A project to stop people in mental health crisis spending hours in a police cell or in A&E while waiting for mental health services is up and running across Cumbria.
For some time now the county’s health and social care providers and Cumbria Constabulary have been working together to develop a pilot programme called the Multi Agency Crisis Assessment Service (MACAS).
The programme was made possible thanks to a funding bid made by the Office of the Police and Crime Commissioner to the Home Office. Too many times in the past have people in mental health crisis been sitting for hours in police cells or A&E while mental health services are accessed – this is completely inappropriate and potentially damaging for the person who is in need of help.
Thanks to a £3m grant from the Home Office, and investment from the agencies involved, we have been able to create a totally different approach and we are already seeing results.
This is a very exciting and innovative project and is the first time that partners from health and care services and the police have worked together as one team to make sure that those in mental health crisis get the right help at the right time by the right people.
There are many different elements to the MACAS programme and as the programme is a pilot – or a proof of concept – there is an expectation that some aspects of it will evolve and change, but once each element has been proven to be successful organisations would aspire to replicate it across the county where possible.
One element that is already working is a telephone line called the Single Point of Access where professionals including Cumbria Constabulary can call to speak to a mental health professional if they are presented with someone who is in mental health crisis. The professional mental health advice and support that is given at that point can deescalate the crisis.

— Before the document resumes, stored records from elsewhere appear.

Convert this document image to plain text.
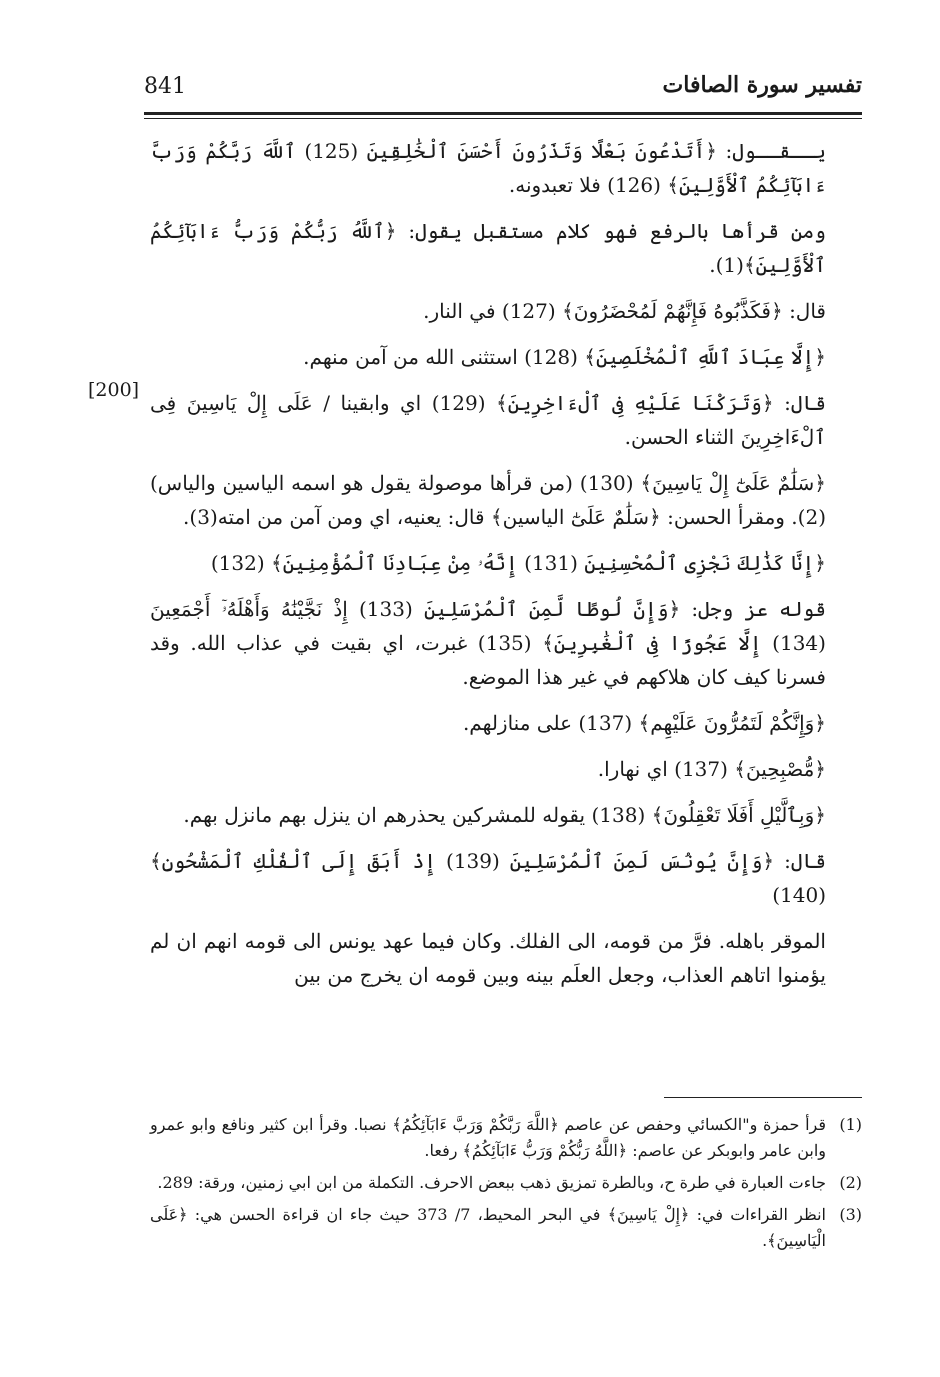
841	تفسير سورة الصافات
[200]

يــقــول: ﴿أَتَدْعُونَ بَعْلًا وَتَذَرُونَ أَحْسَنَ ٱلْخَٰلِقِينَ (125) ٱللَّهَ رَبَّكُمْ وَرَبَّ ءَابَآئِكُمُ ٱلْأَوَّلِينَ﴾ (126) فلا تعبدونه.

ومن قرأها بالرفع فهو كلام مستقبل يقول: ﴿ٱللَّهُ رَبُّكُمْ وَرَبُّ ءَابَآئِكُمُ ٱلْأَوَّلِينَ﴾(1).

قال: ﴿فَكَذَّبُوهُ فَإِنَّهُمْ لَمُحْضَرُونَ﴾ (127) في النار.

﴿إِلَّا عِبَادَ ٱللَّهِ ٱلْمُخْلَصِينَ﴾ (128) استثنى الله من آمن منهم.

قال: ﴿وَتَرَكْنَا عَلَيْهِ فِى ٱلْءَاخِرِينَ﴾ (129) اي وابقينا / عَلَى إِلْ يَاسِينَ فِى ٱلْءَاخِرِينَ الثناء الحسن.

﴿سَلَٰمٌ عَلَىٰٓ إِلْ يَاسِينَ﴾ (130) (من قرأها موصولة يقول هو اسمه الياسين والياس)(2). ومقرأ الحسن: ﴿سَلَٰمٌ عَلَىٰٓ الياسين﴾ قال: يعنيه، اي ومن آمن من امته(3).

﴿إِنَّا كَذَٰلِكَ نَجْزِى ٱلْمُحْسِنِينَ (131) إِنَّهُۥ مِنْ عِبَادِنَا ٱلْمُؤْمِنِينَ﴾ (132)

قوله عز وجل: ﴿وَإِنَّ لُوطًا لَّمِنَ ٱلْمُرْسَلِينَ (133) إِذْ نَجَّيْنَٰهُ وَأَهْلَهُۥٓ أَجْمَعِينَ (134) إِلَّا عَجُوزًا فِى ٱلْغَٰبِرِينَ﴾ (135) غبرت، اي بقيت في عذاب الله. وقد فسرنا كيف كان هلاكهم في غير هذا الموضع.

﴿وَإِنَّكُمْ لَتَمُرُّونَ عَلَيْهِم﴾ (137) على منازلهم.

﴿مُّصْبِحِينَ﴾ (137) اي نهارا.

﴿وَبِٱلَّيْلِ أَفَلَا تَعْقِلُونَ﴾ (138) يقوله للمشركين يحذرهم ان ينزل بهم مانزل بهم.

قال: ﴿وَإِنَّ يُونُسَ لَمِنَ ٱلْمُرْسَلِينَ (139) إِذْ أَبَقَ إِلَى ٱلْفُلْكِ ٱلْمَشْحُونِ﴾ (140)

الموقر باهله. فرَّ من قومه، الى الفلك. وكان فيما عهد يونس الى قومه انهم ان لم يؤمنوا اتاهم العذاب، وجعل العلَم بينه وبين قومه ان يخرج من بين

(1)
قرأ حمزة و"الكسائي وحفص عن عاصم ﴿اللَّهَ رَبَّكُمْ وَرَبَّ ءَابَآئِكُمُ﴾ نصبا. وقرأ ابن كثير ونافع وابو عمرو وابن عامر وابوبكر عن عاصم: ﴿اللَّهُ رَبُّكُمْ وَرَبُّ ءَابَآئِكُمُ﴾ رفعا.
(2)
جاءت العبارة في طرة ح، وبالطرة تمزيق ذهب ببعض الاحرف. التكملة من ابن ابي زمنين، ورقة: 289.
(3)
انظر القراءات في: ﴿إِلْ يَاسِينَ﴾ في البحر المحيط، 7/ 373 حيث جاء ان قراءة الحسن هي: ﴿عَلَى الْيَاسِينَ﴾.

Because the SPA line professional has full access to patient notes they are able to access care coordinators and any part of the mental health service that is most appropriate for the person’s needs. All this happens quickly and ensures that the person needing help gets the right help at the right time in the right place.
In the case of the police or ambulance service, they are able to ‘hand over’ in a timely way to the mental health teams rather than spend many hours waiting with the person in A&E or in a police cell.
The project also draws on the valuable assets of the third sector, developing current links and services and introducing Community Hubs. These are places run by the third sector where someone with mental health issues can go and feel safe. There will be input and access to NHS mental health professionals and services and also a range of support through the third sector network.
The first pilot of the community hubs will be in Carlisle and is funded for one year. It is expected it to be open this spring. There is also the development of a 72 hour assessment centre at the Carleton Clinic in Carlisle for patients who require short stay treatment and assessment. This will again help those with more serious mental health issues get the support that they need in order to prevent a crisis happening.